Frank Bartleman (December 14, 1871 – August 23, 1936) was an American preacher, evangelist, and writer whose ministry ignited and chronicled the 1906 Azusa Street Revival, a cornerstone of modern Pentecostalism. Born near Carversville, Pennsylvania, to Frank Bartleman, a strict German Catholic immigrant, and Margaret Hellyer, an American Quaker of English-Welsh descent, he was the third of five sons in a farming family. Converted at 22 on October 15, 1893, in Philadelphia’s Grace Baptist Church under pastor W.W. White, he briefly studied at Temple University and Moody Bible Institute before leaving formal education for ministry, shaped by Salvation Army and Holiness influences.

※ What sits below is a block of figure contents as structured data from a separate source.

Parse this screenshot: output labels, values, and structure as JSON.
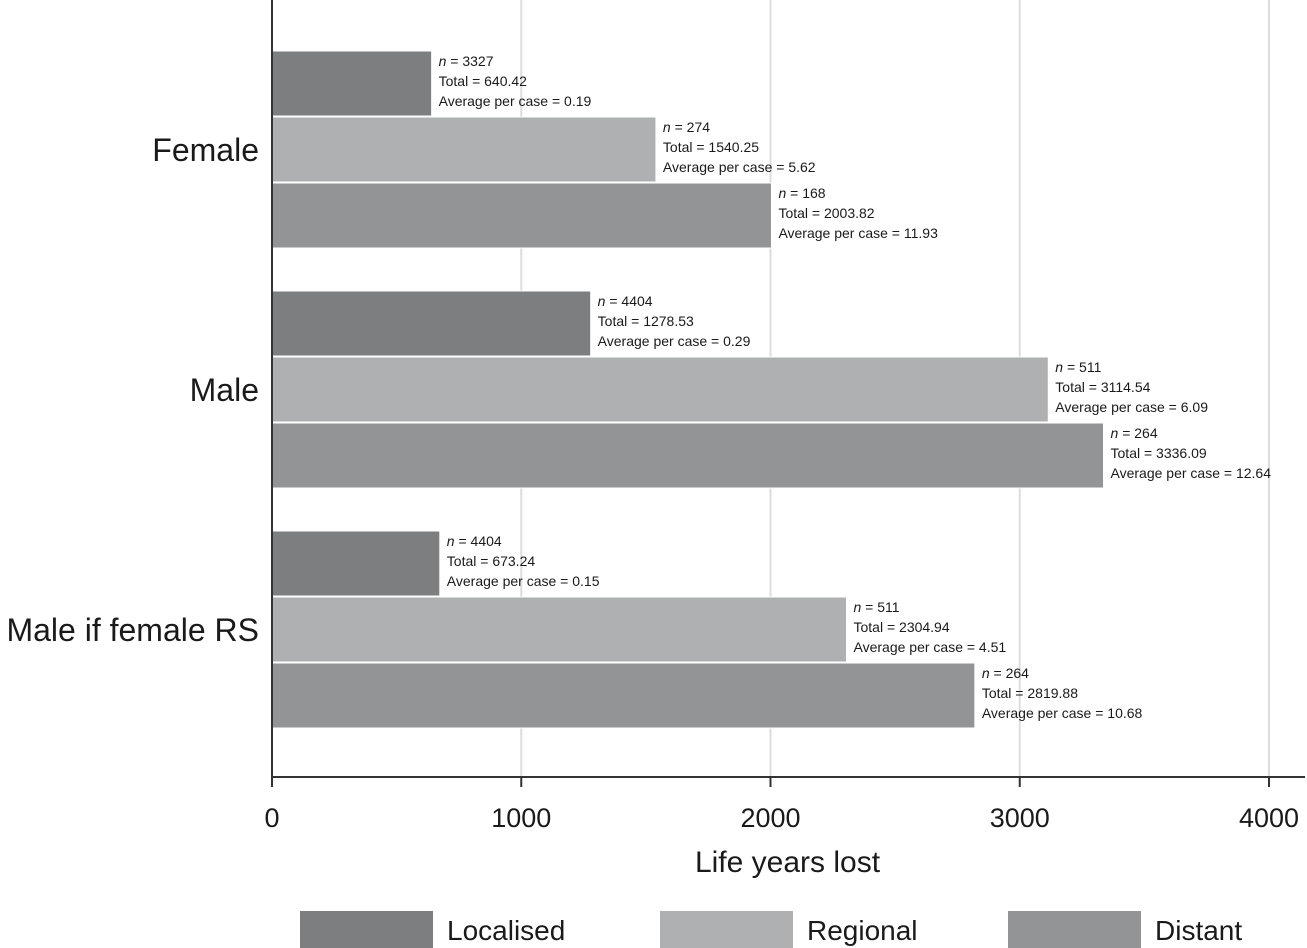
{
  "chart_data": {
    "type": "bar",
    "orientation": "horizontal",
    "title": "",
    "xlabel": "Life years lost",
    "ylabel": "",
    "xlim": [
      0,
      4000
    ],
    "xticks": [
      0,
      1000,
      2000,
      3000,
      4000
    ],
    "grid": "vertical",
    "categories": [
      "Female",
      "Male",
      "Male if female RS"
    ],
    "series": [
      {
        "name": "Localised",
        "color": "#7d7e80",
        "values": [
          640.42,
          1278.53,
          673.24
        ],
        "annotations": [
          {
            "n_label": "n",
            "n_text": " = 3327",
            "total": "Total = 640.42",
            "avg": "Average per case = 0.19"
          },
          {
            "n_label": "n",
            "n_text": " = 4404",
            "total": "Total = 1278.53",
            "avg": "Average per case = 0.29"
          },
          {
            "n_label": "n",
            "n_text": " = 4404",
            "total": "Total = 673.24",
            "avg": "Average per case = 0.15"
          }
        ]
      },
      {
        "name": "Regional",
        "color": "#afb0b2",
        "values": [
          1540.25,
          3114.54,
          2304.94
        ],
        "annotations": [
          {
            "n_label": "n",
            "n_text": " = 274",
            "total": "Total = 1540.25",
            "avg": "Average per case = 5.62"
          },
          {
            "n_label": "n",
            "n_text": " = 511",
            "total": "Total = 3114.54",
            "avg": "Average per case = 6.09"
          },
          {
            "n_label": "n",
            "n_text": " = 511",
            "total": "Total = 2304.94",
            "avg": "Average per case = 4.51"
          }
        ]
      },
      {
        "name": "Distant",
        "color": "#939496",
        "values": [
          2003.82,
          3336.09,
          2819.88
        ],
        "annotations": [
          {
            "n_label": "n",
            "n_text": " = 168",
            "total": "Total = 2003.82",
            "avg": "Average per case = 11.93"
          },
          {
            "n_label": "n",
            "n_text": " = 264",
            "total": "Total = 3336.09",
            "avg": "Average per case = 12.64"
          },
          {
            "n_label": "n",
            "n_text": " = 264",
            "total": "Total = 2819.88",
            "avg": "Average per case = 10.68"
          }
        ]
      }
    ],
    "legend": {
      "position": "bottom",
      "entries": [
        "Localised",
        "Regional",
        "Distant"
      ]
    }
  }
}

Bartleman’s preaching career began in 1894 with the Salvation Army, Wesleyan Methodists, and Pillar of Fire, evolving into a Pentecostal focus after his 1905 move to Los Angeles. There, his fervent prayer and sermons sparked the Azusa Street Revival under William J. Seymour, where he preached racial unity and Spirit baptism, documented in over 550 articles, 100 tracts, and six books, including How Pentecost Came to Los Angeles (1925). His global ministry included China (1908–1916) and Europe (1912–1914). Married to Anna Ladd in 1900, a Bulgarian adoptee of Methodist missionaries, they had four children—Esther (died infancy), George, Ruth, and John—before her death in 1929. Bartleman died at age 64 in Los Angeles, California.